Nein. Der KRR Chat ist ein didaktisches Proof-of-Concept. Er zeigt, wie die mathematische Grundlage von Sprachmodellen funktioniert – Kernel-Funktionen, Eigenwerte, Regularisierung – auf einem Maßstab, der nachvollziehbar bleibt: 505 Wörter, 104 Sätze, drei JavaScript-Funktionen. ChatGPT nutzt ähnliche mathematische Prinzipien, aber skaliert auf Milliarden von Parametern. Der Wert des KRR Chats liegt in der Transparenz: Man sieht, was das Modell memoriert und was es generalisiert. Bei ChatGPT sieht man nur die Ausgabe.
Was ist der Unterschied zwischen dem KRR Chat und ChatGPT?
ChatGPT nutzt ein neuronales Netz mit Milliarden von Parametern und Attention-Mechanismen. Der KRR Chat nutzt Kernel Ridge Regression mit einer einzigen Gewichtsmatrix (1536 × 505 = ~780.000 Parameter). Beide lösen dieselbe Aufgabe – „gegeben Kontext, sage das nächste Wort vorher“ – aber mit völlig unterschiedlichen mathematischen Werkzeugen. Der KRR Chat macht durch die Farbcodierung sichtbar, was das Modell memoriert und was es generalisiert.

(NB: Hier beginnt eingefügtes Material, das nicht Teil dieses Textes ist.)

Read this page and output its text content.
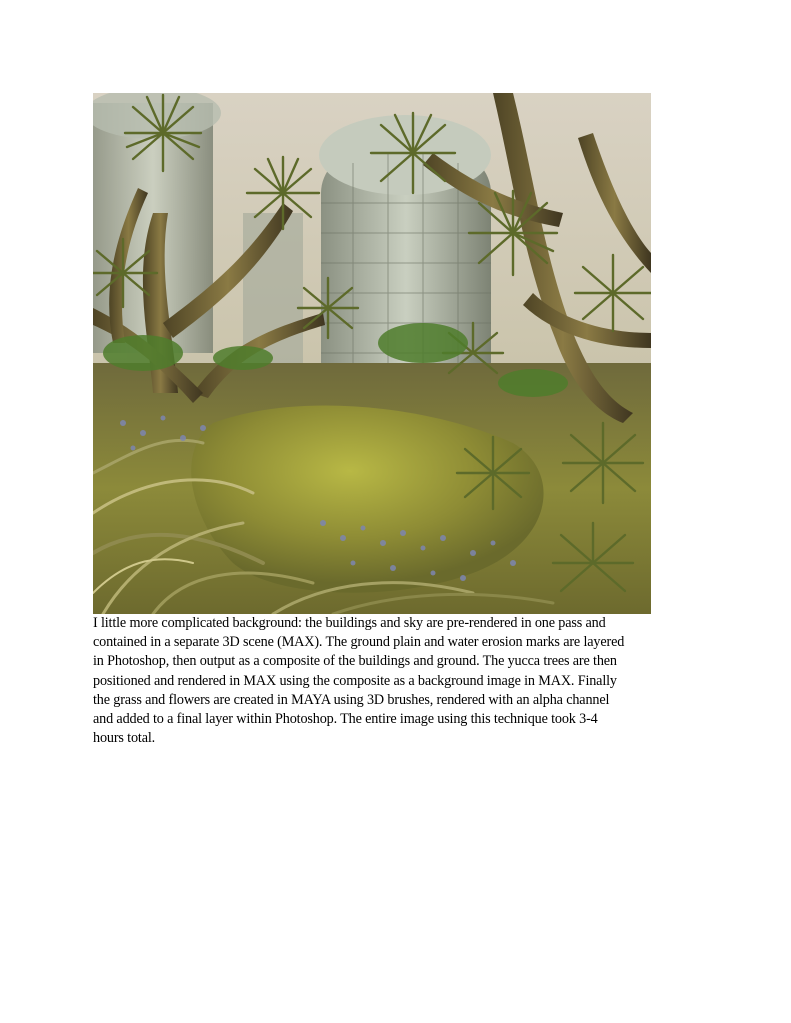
I little more complicated background: the buildings and sky are pre-rendered in one pass and
contained in a separate 3D scene (MAX). The ground plain and water erosion marks are layered
in Photoshop, then output as a composite of the buildings and ground. The yucca trees are then
positioned and rendered in MAX using the composite as a background image in MAX. Finally
the grass and flowers are created in MAYA using 3D brushes, rendered with an alpha channel
and added to a final layer within Photoshop. The entire image using this technique took 3-4
hours total.
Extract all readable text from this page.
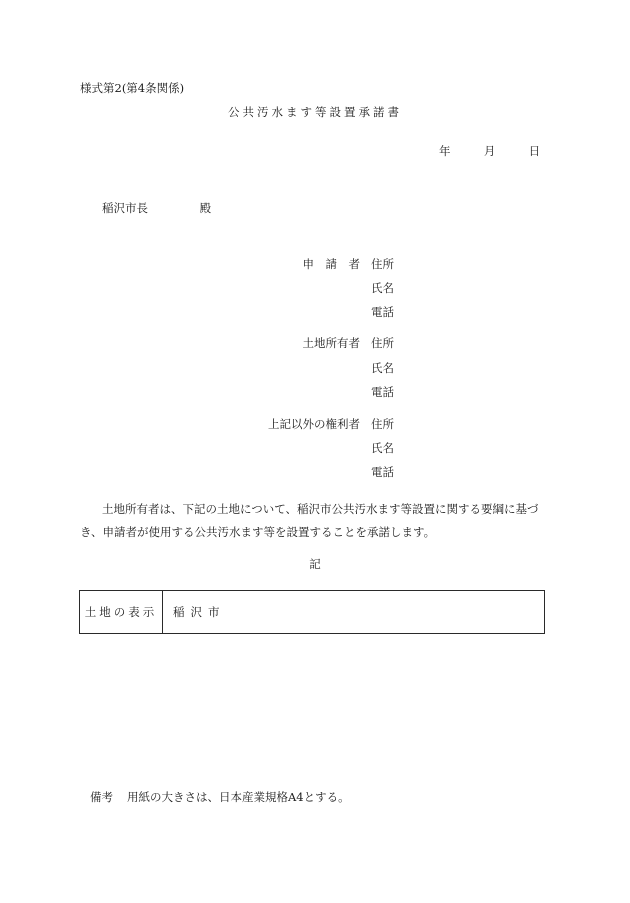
様式第2(第4条関係)
公共汚水ます等設置承諾書
年	月	日
稲沢市長	殿
申　請　者 住所
氏名
電話
土地所有者 住所
氏名
電話
上記以外の権利者 住所
氏名
電話
土地所有者は、下記の土地について、稲沢市公共汚水ます等設置に関する要綱に基づき、申請者が使用する公共汚水ます等を設置することを承諾します。
記
土地の表示	稲沢市
備考 用紙の大きさは、日本産業規格A4とする。
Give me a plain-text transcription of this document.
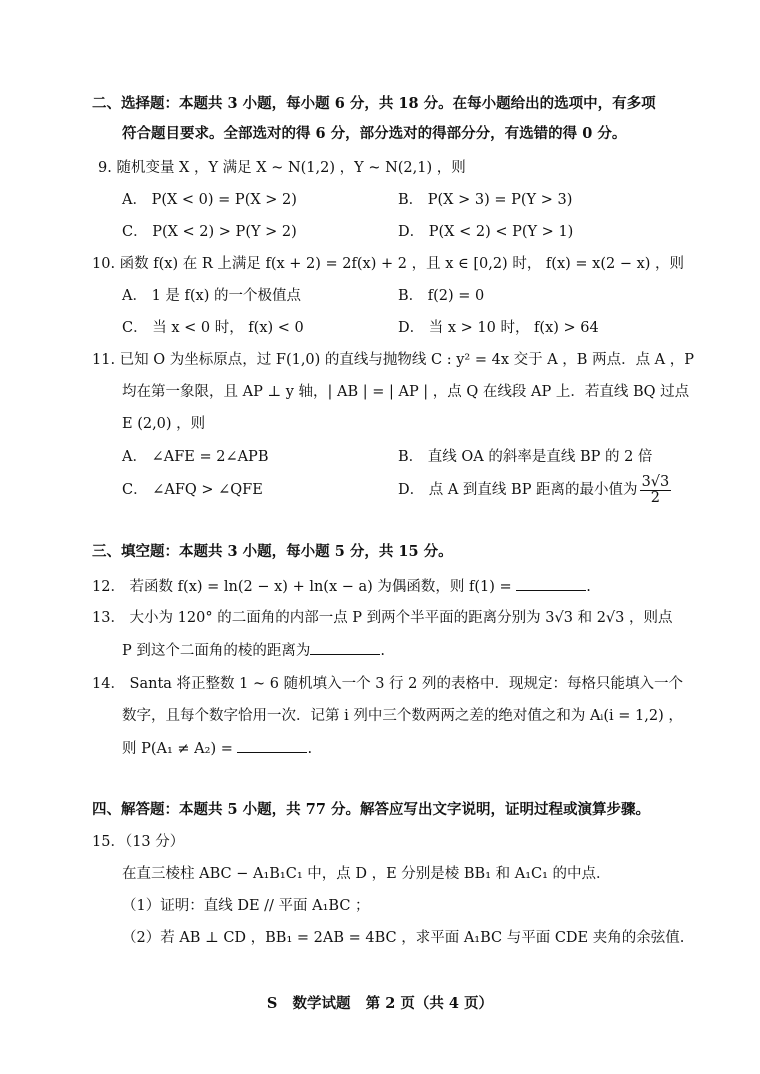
二、选择题：本题共 3 小题，每小题 6 分，共 18 分。在每小题给出的选项中，有多项
符合题目要求。全部选对的得 6 分，部分选对的得部分分，有选错的得 0 分。
9. 随机变量 X ，Y 满足 X ~ N(1,2) ，Y ~ N(2,1) ，则
A． P(X < 0) = P(X > 2)	B． P(X > 3) = P(Y > 3)
C． P(X < 2) > P(Y > 2)	D． P(X < 2) < P(Y > 1)
10. 函数 f(x) 在 R 上满足 f(x + 2) = 2f(x) + 2 ，且 x ∈ [0,2) 时， f(x) = x(2 − x) ，则
A． 1 是 f(x) 的一个极值点	B． f(2) = 0
C． 当 x < 0 时， f(x) < 0	D． 当 x > 10 时， f(x) > 64
11. 已知 O 为坐标原点，过 F(1,0) 的直线与抛物线 C : y² = 4x 交于 A ，B 两点．点 A ，P
均在第一象限，且 AP ⊥ y 轴，| AB | = | AP | ，点 Q 在线段 AP 上．若直线 BQ 过点
E (2,0) ，则
A． ∠AFE = 2∠APB	B． 直线 OA 的斜率是直线 BP 的 2 倍
C． ∠AFQ > ∠QFE	D． 点 A 到直线 BP 距离的最小值为 $\frac{3√3}{2}$
三、填空题：本题共 3 小题，每小题 5 分，共 15 分。
12． 若函数 f(x) = ln(2 − x) + ln(x − a) 为偶函数，则 f(1) =	.
13． 大小为 120° 的二面角的内部一点 P 到两个半平面的距离分别为 3√3 和 2√3 ，则点
P 到这个二面角的棱的距离为	.
14． Santa 将正整数 1 ~ 6 随机填入一个 3 行 2 列的表格中．现规定：每格只能填入一个
数字，且每个数字恰用一次．记第 i 列中三个数两两之差的绝对值之和为 Aᵢ(i = 1,2) ，
则 P(A₁ ≠ A₂) =	.
四、解答题：本题共 5 小题，共 77 分。解答应写出文字说明，证明过程或演算步骤。
15．（13 分）
在直三棱柱 ABC − A₁B₁C₁ 中，点 D ，E 分别是棱 BB₁ 和 A₁C₁ 的中点．
（1）证明：直线 DE // 平面 A₁BC ；
（2）若 AB ⊥ CD ，BB₁ = 2AB = 4BC ，求平面 A₁BC 与平面 CDE 夹角的余弦值.
S   数学试题   第 2 页（共 4 页）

Warum antwortet der KRR Chat auf Englisch?
Die 104 Trainingsätze und der Retrieval-Corpus von 805 Sätzen sind in Englisch verfasst, weil die mathematische Fachsprache überwiegend englisch ist. Das Modell hat kein Verständnis von „Sprache“ – es hat nur gelernt, welches englische Wort nach welchem Kontext wahrscheinlich folgt. Eine deutsche Version würde einfach deutsche Trainingsätze erfordern.
Kann man den KRR Chat mit mehr Daten trainieren?
Ja – und Kalle beweist es: von 57 auf 2113 Dialog-Paare. Aber die Reise hat gezeigt: Qualität schlägt Quantität. Mit 4301 programmatisch generierten Paaren fiel die Accuracy auf 35%. Erst radikale Kuratierung (weniger Paare, dafür jedes mit Zweck) brachte die Qualität zurück. Der Wechsel von Hash-Encoding zu Word2Vec-Embeddings löste das Kollisions-Problem. Der Schlüssel ist nicht „mehr Daten“ sondern „bessere Daten“ – eine Lektion die auch für große Sprachmodelle gilt.